The stock price of UK luxury retailer Burberry took a huge hit last week after the company reported a huge decline in same-store sales in Hong Kong and mainland China during the first half of this year. During the same period last year, sales grew 10% while this year they plummeted to 1%. The stock is down almost 10% since the news was reported on Thursday.
What’s different this year? Well, something we’ve discussed at length here on the blog. According to Burberry’s CFO, it turns out that Chinese shoppers are making a greater percentage of their purchases in Europe, and more recently, Japan. Burberry is in the process of expanding their Japanese presence and plans to open new stores in Japan over the upcoming years. The coupling of China’s stock market turmoil with broader global currency trends is really shaking up the luxury industry. We’ve seen brands like Chanel and Hermes choose different paths in confronting these financial issues, but Burberry’s struggles might not just be confined to economic trends.
As pointed out in Bloomberg , an analyst on the company’s investor call questioned whether Burberry might be suffering from “brand-specific fatigue,” and argued for a shift in creative direction. The latest Burberry SS16 was a mishmash of concepts with lots of military inspired silhouettes and strong influences from the nineties. Overall, the looks did not consistently adhere to one season as many delicate, lacey dresses were paired with heavy cashmere jackets and capes.

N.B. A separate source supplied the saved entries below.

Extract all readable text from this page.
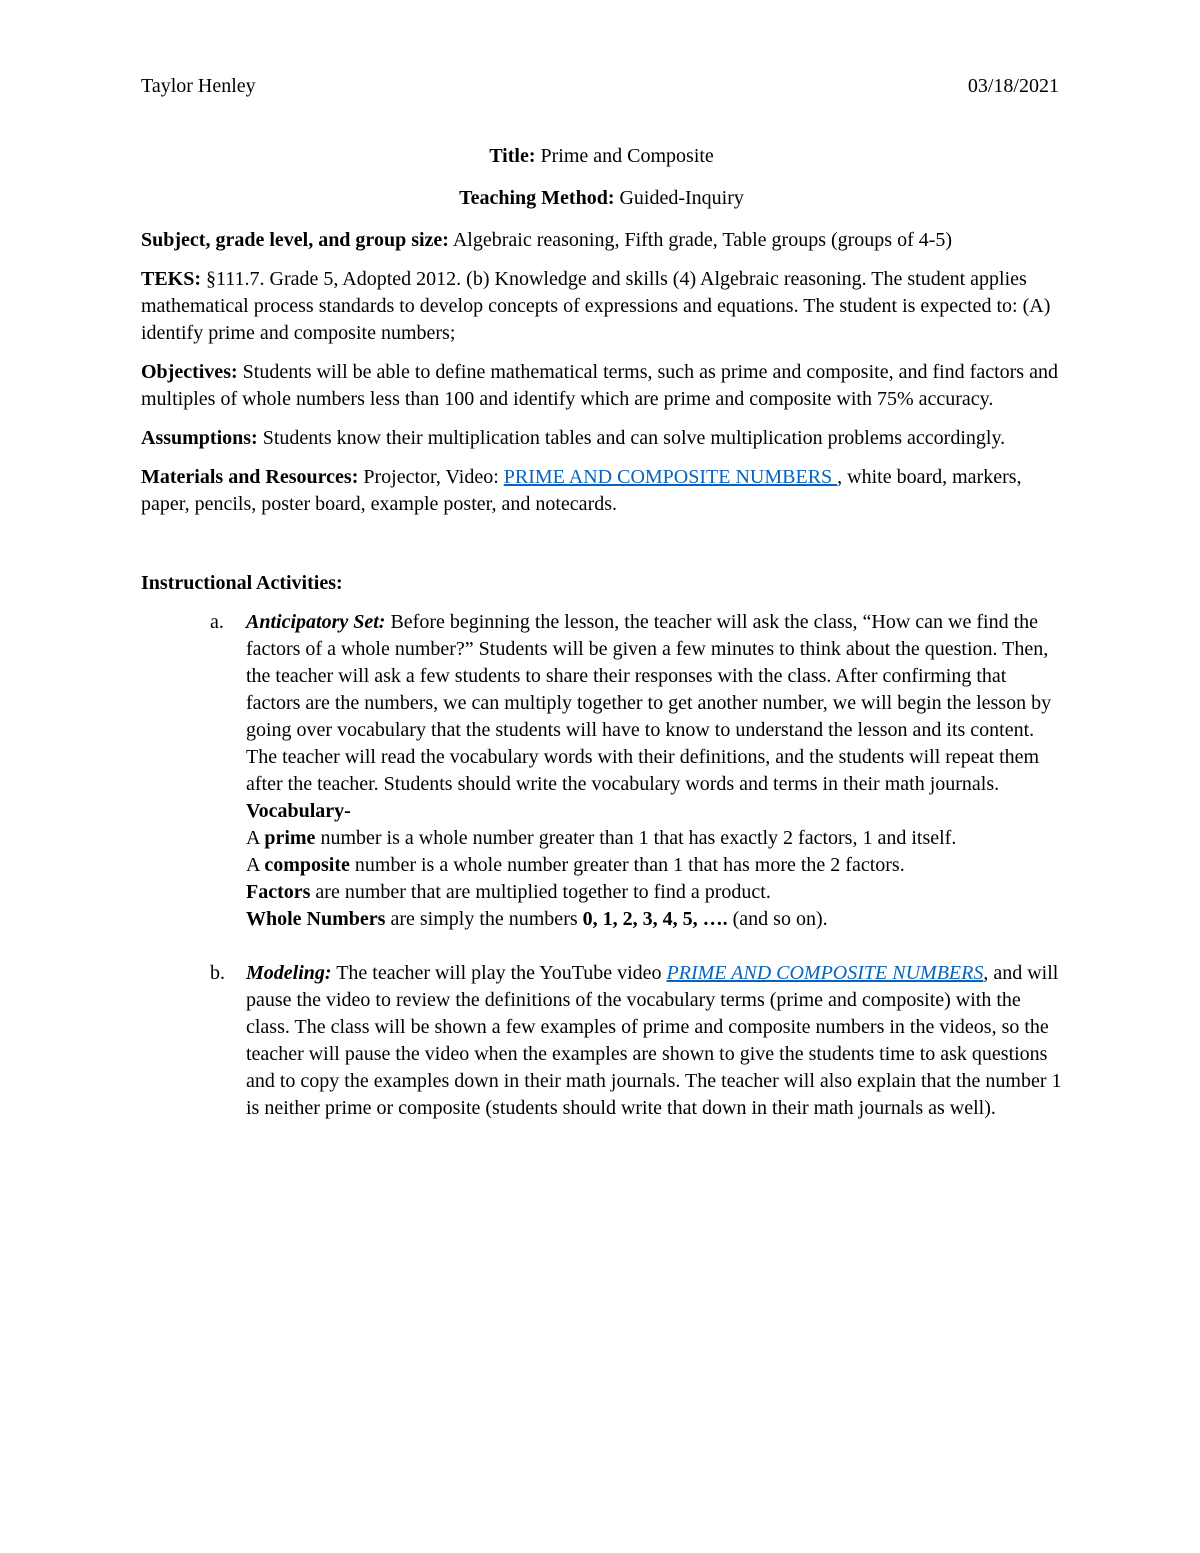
Taylor Henley	03/18/2021

Title: Prime and Composite

Teaching Method: Guided-Inquiry

Subject, grade level, and group size: Algebraic reasoning, Fifth grade, Table groups (groups of 4-5)

TEKS: §111.7. Grade 5, Adopted 2012. (b) Knowledge and skills (4) Algebraic reasoning. The student applies mathematical process standards to develop concepts of expressions and equations. The student is expected to: (A) identify prime and composite numbers;

Objectives: Students will be able to define mathematical terms, such as prime and composite, and find factors and multiples of whole numbers less than 100 and identify which are prime and composite with 75% accuracy.

Assumptions: Students know their multiplication tables and can solve multiplication problems accordingly.

Materials and Resources: Projector, Video: PRIME AND COMPOSITE NUMBERS , white board, markers, paper, pencils, poster board, example poster, and notecards.

Instructional Activities:

a. Anticipatory Set: Before beginning the lesson, the teacher will ask the class, “How can we find the factors of a whole number?” Students will be given a few minutes to think about the question. Then, the teacher will ask a few students to share their responses with the class. After confirming that factors are the numbers, we can multiply together to get another number, we will begin the lesson by going over vocabulary that the students will have to know to understand the lesson and its content. The teacher will read the vocabulary words with their definitions, and the students will repeat them after the teacher. Students should write the vocabulary words and terms in their math journals.
Vocabulary-
A prime number is a whole number greater than 1 that has exactly 2 factors, 1 and itself.
A composite number is a whole number greater than 1 that has more the 2 factors.
Factors are number that are multiplied together to find a product.
Whole Numbers are simply the numbers 0, 1, 2, 3, 4, 5, …. (and so on).
b. Modeling: The teacher will play the YouTube video PRIME AND COMPOSITE NUMBERS, and will pause the video to review the definitions of the vocabulary terms (prime and composite) with the class. The class will be shown a few examples of prime and composite numbers in the videos, so the teacher will pause the video when the examples are shown to give the students time to ask questions and to copy the examples down in their math journals. The teacher will also explain that the number 1 is neither prime or composite (students should write that down in their math journals as well).
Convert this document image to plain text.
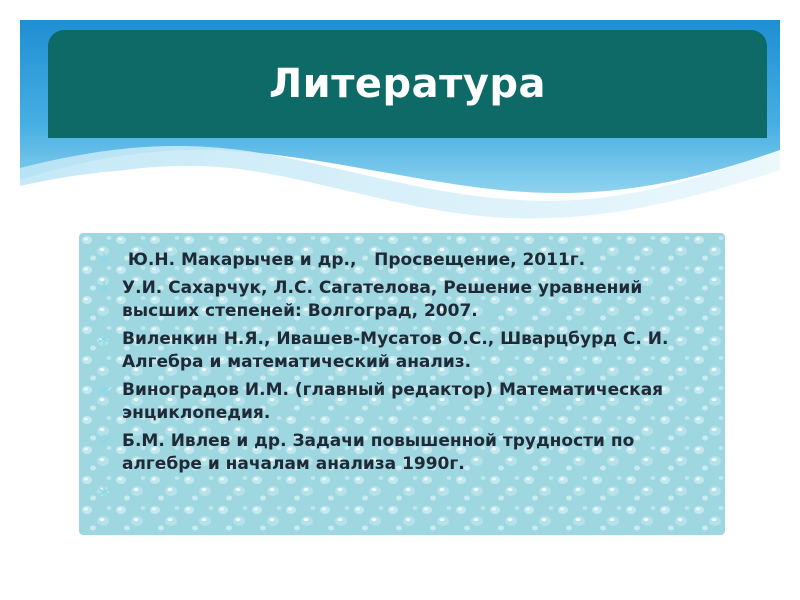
Литература
Ю.Н. Макарычев и др.,   Просвещение, 2011г.
У.И. Сахарчук, Л.С. Сагателова, Решение уравнений высших степеней: Волгоград, 2007.
Виленкин Н.Я., Ивашев-Мусатов О.С., Шварцбурд С. И. Алгебра и математический анализ.
Виноградов И.М. (главный редактор) Математическая энциклопедия.
Б.М. Ивлев и др. Задачи повышенной трудности по алгебре и началам анализа 1990г.
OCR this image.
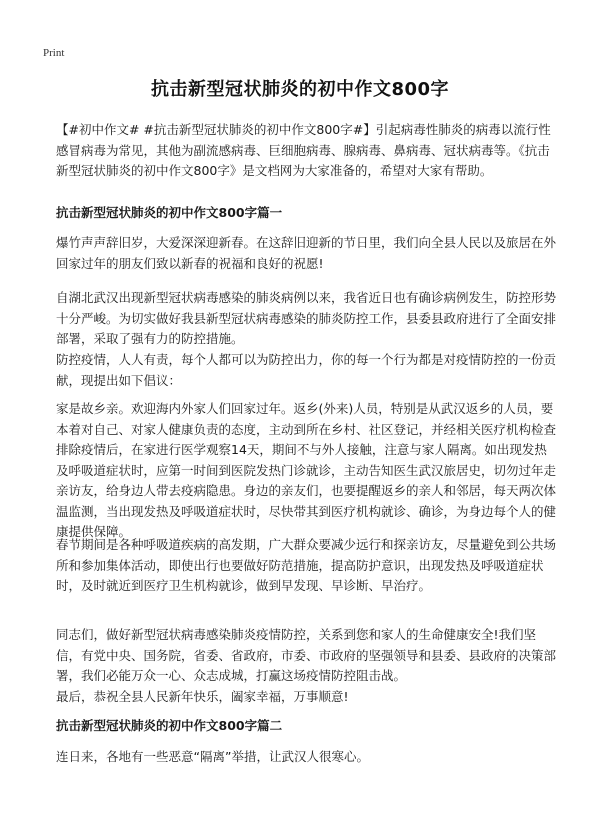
Print
抗击新型冠状肺炎的初中作文800字
【#初中作文# #抗击新型冠状肺炎的初中作文800字#】引起病毒性肺炎的病毒以流行性感冒病毒为常见，其他为副流感病毒、巨细胞病毒、腺病毒、鼻病毒、冠状病毒等。《抗击新型冠状肺炎的初中作文800字》是文档网为大家准备的，希望对大家有帮助。
抗击新型冠状肺炎的初中作文800字篇一
爆竹声声辞旧岁，大爱深深迎新春。在这辞旧迎新的节日里，我们向全县人民以及旅居在外回家过年的朋友们致以新春的祝福和良好的祝愿!
自湖北武汉出现新型冠状病毒感染的肺炎病例以来，我省近日也有确诊病例发生，防控形势十分严峻。为切实做好我县新型冠状病毒感染的肺炎防控工作，县委县政府进行了全面安排部署，采取了强有力的防控措施。
防控疫情，人人有责，每个人都可以为防控出力，你的每一个行为都是对疫情防控的一份贡献，现提出如下倡议：
家是故乡亲。欢迎海内外家人们回家过年。返乡(外来)人员，特别是从武汉返乡的人员，要本着对自己、对家人健康负责的态度，主动到所在乡村、社区登记，并经相关医疗机构检查排除疫情后，在家进行医学观察14天，期间不与外人接触，注意与家人隔离。如出现发热及呼吸道症状时，应第一时间到医院发热门诊就诊，主动告知医生武汉旅居史，切勿过年走亲访友，给身边人带去疫病隐患。身边的亲友们，也要提醒返乡的亲人和邻居，每天两次体温监测，当出现发热及呼吸道症状时，尽快带其到医疗机构就诊、确诊，为身边每个人的健康提供保障。
春节期间是各种呼吸道疾病的高发期，广大群众要减少远行和探亲访友，尽量避免到公共场所和参加集体活动，即使出行也要做好防范措施，提高防护意识，出现发热及呼吸道症状时，及时就近到医疗卫生机构就诊，做到早发现、早诊断、早治疗。
同志们，做好新型冠状病毒感染肺炎疫情防控，关系到您和家人的生命健康安全!我们坚信，有党中央、国务院，省委、省政府，市委、市政府的坚强领导和县委、县政府的决策部署，我们必能万众一心、众志成城，打赢这场疫情防控阻击战。
最后，恭祝全县人民新年快乐，阖家幸福，万事顺意!
抗击新型冠状肺炎的初中作文800字篇二
连日来，各地有一些恶意“隔离”举措，让武汉人很寒心。
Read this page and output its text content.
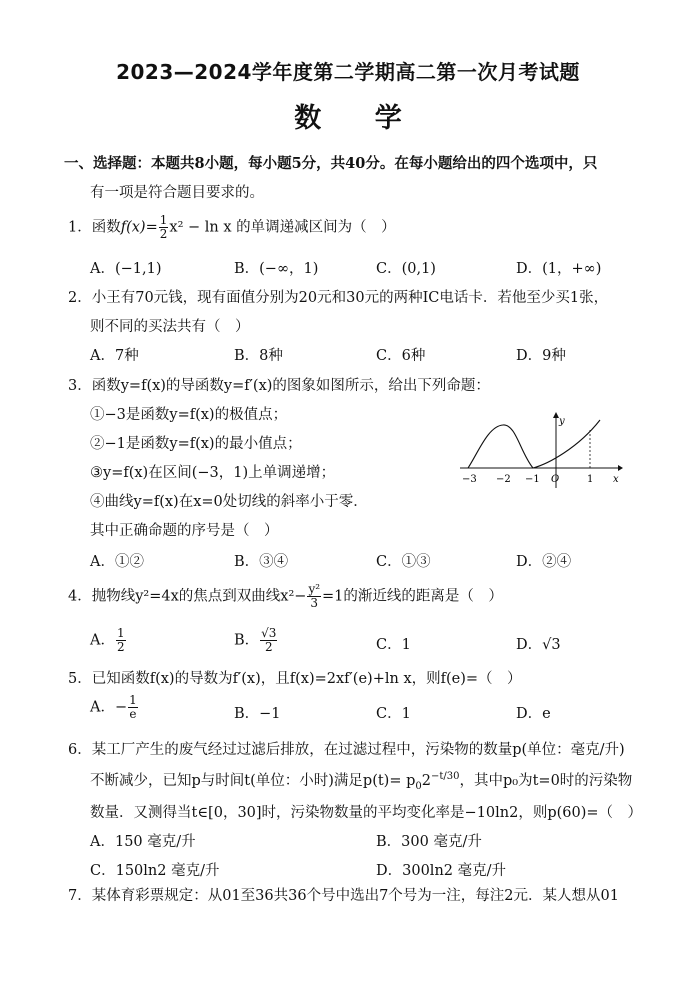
2023—2024学年度第二学期高二第一次月考试题
数 学
一、选择题：本题共8小题，每小题5分，共40分。在每小题给出的四个选项中，只
有一项是符合题目要求的。
1．函数$f(x)= \frac{1}{2} x^2 - \ln x$ 的单调递减区间为（　）
A．(−1,1)	B．(−∞，1)	C．(0,1)	D．(1，+∞)
2．小王有70元钱，现有面值分别为20元和30元的两种IC电话卡．若他至少买1张，
则不同的买法共有（　）
A．7种	B．8种	C．6种	D．9种
3．函数y=f(x)的导函数y=f′(x)的图象如图所示，给出下列命题：
①−3是函数y=f(x)的极值点；
②−1是函数y=f(x)的最小值点；
③y=f(x)在区间(−3，1)上单调递增；
④曲线y=f(x)在x=0处切线的斜率小于零．
其中正确命题的序号是（　）
A．①②	B．③④	C．①③	D．②④
y
x
−3 −2 −1 O	1
4．抛物线y²=4x的焦点到双曲线$x^2- \frac{\text{y²}}{3} =1$的渐近线的距离是（　）
A． $\frac{1}{2}$	B． $\frac{√3}{2}$	C．1	D．√3
5．已知函数f(x)的导数为f′(x)，且f(x)=2xf′(e)+ln x，则f(e)=（　）
A．− $\frac{1}{e}$	B．−1	C．1	D．e
6．某工厂产生的废气经过过滤后排放，在过滤过程中，污染物的数量p(单位：毫克/升)
不断减少，已知p与时间t(单位：小时)满足$p(t)= p_02^{-t/30}$，其中p₀为t=0时的污染物
数量．又测得当t∈[0，30]时，污染物数量的平均变化率是−10ln2，则p(60)=（　）
A．150 毫克/升	B．300 毫克/升
C．150ln2 毫克/升	D．300ln2 毫克/升
7．某体育彩票规定：从01至36共36个号中选出7个号为一注，每注2元．某人想从01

CEO Christopher Bailey claims the contrast was trying to embodying the “global view that social media gives everyone” where there are no boundaries and different seasons occur at the same time around the world. However, many fashion critics have come to the consensus that this idea was a little more confusing than creative. It’s hard to say whether Burberry has produced any innovative or standout pieces within the past few seasons.
In response to the bad news, Burberry is freezing new hiring, cutting travel spending and reducing their CEO’s pay package. A decade ago, weak sales figures from China would’ve never caused such a panic, but Burberry, like many other luxury brands, is increasingly dependent on the rising Chinese consumer. It will be interesting to see if they can recover in the second half of 2015. If not, we may see a new leader, and importantly, creative director by London fashion week next year.